China's elderly, traditionally revered, are now a forgotten population amid the nation's rapid development. Stories of abandonment and mistreatment are not uncommon. In early December, Weibo, China's version of Twitter, caught wind of the story of a grandmother in her 90s in Jiangsu province who was left alone in a pigsty by her children. Moreover, cases of children trying to seize the assets of their elderly parents without approval also make headlines frequently.

The call for these legal changes is just one result of China's three-decade-long One-Child policy, which limited most couples to having a single child. The policy has drastically changed the traditional family structure. As a result, an only child becomes responsible for caring for both parents and usually both sets of grandparents, which is a great financial burden for a single person.

Liu Xinran, a Beijing native, told Al-Jazeera about her struggle as an only child caring for her parents. 

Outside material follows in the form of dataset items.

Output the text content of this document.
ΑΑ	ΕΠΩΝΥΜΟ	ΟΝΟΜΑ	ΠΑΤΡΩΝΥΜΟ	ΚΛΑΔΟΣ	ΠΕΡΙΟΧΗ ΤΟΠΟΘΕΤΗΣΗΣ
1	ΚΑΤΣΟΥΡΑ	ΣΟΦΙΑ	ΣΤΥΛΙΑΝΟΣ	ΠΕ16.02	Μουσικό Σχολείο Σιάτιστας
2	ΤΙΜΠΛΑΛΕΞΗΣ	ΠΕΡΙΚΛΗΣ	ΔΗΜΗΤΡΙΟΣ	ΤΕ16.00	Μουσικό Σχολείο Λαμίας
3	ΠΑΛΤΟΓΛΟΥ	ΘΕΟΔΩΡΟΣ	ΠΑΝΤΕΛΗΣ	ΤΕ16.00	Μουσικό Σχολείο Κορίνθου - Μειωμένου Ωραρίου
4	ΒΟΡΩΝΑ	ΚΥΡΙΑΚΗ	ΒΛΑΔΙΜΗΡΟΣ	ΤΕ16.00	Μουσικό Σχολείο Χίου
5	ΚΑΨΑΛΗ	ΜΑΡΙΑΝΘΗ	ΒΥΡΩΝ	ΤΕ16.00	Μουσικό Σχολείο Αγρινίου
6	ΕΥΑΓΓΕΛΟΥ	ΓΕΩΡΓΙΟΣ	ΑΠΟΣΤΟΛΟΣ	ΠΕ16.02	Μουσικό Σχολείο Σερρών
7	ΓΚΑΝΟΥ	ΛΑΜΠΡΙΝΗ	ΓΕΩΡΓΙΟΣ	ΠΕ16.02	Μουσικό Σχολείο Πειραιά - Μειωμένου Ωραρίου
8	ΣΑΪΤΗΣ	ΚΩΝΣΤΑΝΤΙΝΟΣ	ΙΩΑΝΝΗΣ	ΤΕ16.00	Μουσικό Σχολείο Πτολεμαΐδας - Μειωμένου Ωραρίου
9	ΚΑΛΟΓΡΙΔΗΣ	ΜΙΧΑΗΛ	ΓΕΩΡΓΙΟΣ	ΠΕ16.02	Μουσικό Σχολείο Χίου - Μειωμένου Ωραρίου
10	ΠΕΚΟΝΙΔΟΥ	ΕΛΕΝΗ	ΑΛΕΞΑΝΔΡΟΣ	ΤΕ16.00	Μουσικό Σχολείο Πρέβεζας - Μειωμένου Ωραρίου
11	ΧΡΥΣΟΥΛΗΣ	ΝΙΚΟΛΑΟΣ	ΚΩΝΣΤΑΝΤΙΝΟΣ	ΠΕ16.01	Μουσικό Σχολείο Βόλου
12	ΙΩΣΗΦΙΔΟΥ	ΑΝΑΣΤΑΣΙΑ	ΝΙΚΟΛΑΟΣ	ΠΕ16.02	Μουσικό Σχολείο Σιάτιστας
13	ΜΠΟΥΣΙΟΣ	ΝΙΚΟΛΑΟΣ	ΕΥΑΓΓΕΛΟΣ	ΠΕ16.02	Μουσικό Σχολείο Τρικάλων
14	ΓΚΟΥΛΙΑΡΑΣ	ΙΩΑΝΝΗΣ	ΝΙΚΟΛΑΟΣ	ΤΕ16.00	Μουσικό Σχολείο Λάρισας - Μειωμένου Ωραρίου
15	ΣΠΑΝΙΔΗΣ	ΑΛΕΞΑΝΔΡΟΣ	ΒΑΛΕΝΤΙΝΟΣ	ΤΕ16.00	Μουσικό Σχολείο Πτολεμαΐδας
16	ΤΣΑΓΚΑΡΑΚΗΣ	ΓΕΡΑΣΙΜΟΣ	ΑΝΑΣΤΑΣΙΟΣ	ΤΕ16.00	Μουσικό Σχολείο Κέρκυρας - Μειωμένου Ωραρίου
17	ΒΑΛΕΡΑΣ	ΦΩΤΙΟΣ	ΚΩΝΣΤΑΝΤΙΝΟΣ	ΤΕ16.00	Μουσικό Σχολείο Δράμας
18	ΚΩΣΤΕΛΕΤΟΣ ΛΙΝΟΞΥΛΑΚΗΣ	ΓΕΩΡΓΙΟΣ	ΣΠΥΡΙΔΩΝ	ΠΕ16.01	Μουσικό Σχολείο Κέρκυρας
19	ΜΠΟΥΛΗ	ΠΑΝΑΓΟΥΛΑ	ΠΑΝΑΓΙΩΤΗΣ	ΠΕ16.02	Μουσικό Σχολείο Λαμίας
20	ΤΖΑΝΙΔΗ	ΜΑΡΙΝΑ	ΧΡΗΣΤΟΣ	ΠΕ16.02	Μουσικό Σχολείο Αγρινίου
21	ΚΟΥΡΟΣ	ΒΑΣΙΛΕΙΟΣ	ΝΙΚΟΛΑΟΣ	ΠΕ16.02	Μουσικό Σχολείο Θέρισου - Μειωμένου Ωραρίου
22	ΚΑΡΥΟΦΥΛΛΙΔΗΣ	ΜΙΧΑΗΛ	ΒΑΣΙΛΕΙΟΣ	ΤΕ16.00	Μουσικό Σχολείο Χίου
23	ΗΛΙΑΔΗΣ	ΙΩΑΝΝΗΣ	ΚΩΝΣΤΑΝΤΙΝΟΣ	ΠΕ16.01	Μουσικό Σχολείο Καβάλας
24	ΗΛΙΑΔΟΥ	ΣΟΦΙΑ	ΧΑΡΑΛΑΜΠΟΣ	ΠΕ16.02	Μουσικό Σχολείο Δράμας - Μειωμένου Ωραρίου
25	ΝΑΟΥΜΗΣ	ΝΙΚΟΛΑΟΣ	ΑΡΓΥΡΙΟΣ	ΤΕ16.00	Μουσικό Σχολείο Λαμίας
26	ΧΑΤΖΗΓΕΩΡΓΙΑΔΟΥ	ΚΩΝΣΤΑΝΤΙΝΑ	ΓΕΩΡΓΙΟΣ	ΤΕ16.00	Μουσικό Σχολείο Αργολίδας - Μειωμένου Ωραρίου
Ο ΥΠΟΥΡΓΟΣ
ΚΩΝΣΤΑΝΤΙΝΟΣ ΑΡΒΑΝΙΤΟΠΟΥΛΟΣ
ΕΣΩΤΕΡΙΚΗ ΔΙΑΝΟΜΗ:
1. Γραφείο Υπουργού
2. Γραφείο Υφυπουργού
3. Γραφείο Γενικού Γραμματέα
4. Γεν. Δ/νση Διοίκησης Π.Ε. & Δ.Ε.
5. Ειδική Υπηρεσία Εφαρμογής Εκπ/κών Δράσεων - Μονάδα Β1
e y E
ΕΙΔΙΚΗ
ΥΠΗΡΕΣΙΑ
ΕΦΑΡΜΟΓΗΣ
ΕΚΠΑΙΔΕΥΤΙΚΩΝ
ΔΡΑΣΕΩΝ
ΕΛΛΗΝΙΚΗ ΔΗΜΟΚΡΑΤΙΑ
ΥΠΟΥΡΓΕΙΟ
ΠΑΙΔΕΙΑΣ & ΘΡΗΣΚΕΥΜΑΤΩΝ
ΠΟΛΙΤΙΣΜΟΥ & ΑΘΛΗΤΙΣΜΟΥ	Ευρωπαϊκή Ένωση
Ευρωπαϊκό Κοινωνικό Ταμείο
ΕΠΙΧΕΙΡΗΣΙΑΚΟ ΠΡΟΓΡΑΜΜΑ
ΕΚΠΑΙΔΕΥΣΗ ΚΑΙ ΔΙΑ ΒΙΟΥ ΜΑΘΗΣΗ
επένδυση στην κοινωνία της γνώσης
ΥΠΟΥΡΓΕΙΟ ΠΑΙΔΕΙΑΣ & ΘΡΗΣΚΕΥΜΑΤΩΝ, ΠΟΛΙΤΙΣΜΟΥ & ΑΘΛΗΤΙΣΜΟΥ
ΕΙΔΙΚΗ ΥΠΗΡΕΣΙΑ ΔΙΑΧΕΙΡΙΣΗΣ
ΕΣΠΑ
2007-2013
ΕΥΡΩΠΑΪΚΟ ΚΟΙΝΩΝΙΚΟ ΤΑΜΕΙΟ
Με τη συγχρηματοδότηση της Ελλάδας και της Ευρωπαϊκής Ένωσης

"As an only child in my family, I have a lot of pressure to perform well, because the young people have to support and take care of the family. My parents, on the other hand, have each two siblings, so when my grandma gets sick, the aunts and uncles can take turns taking care of them," Liu explained.

According to Jinling Evening News, one-third of the elderly population in Nanjing were depressed or nearly depressed because they felt their children forgot about them. One professor at the Chinese University of Political Science and Law, Wu Changzhen, told the South China Morning Post that the new amendment is meant to serve as a reminder of traditional obligations about one's parents and the need to tend to them emotionally, rather than result in actual prosecution. 

A report by the National Committee on Aging is estimating a third of the Chinese population will be 60 or older by 2053. Whether or not the law will appease that growing population and cause the nation to revert to traditional practices of filial piety is still to be seen.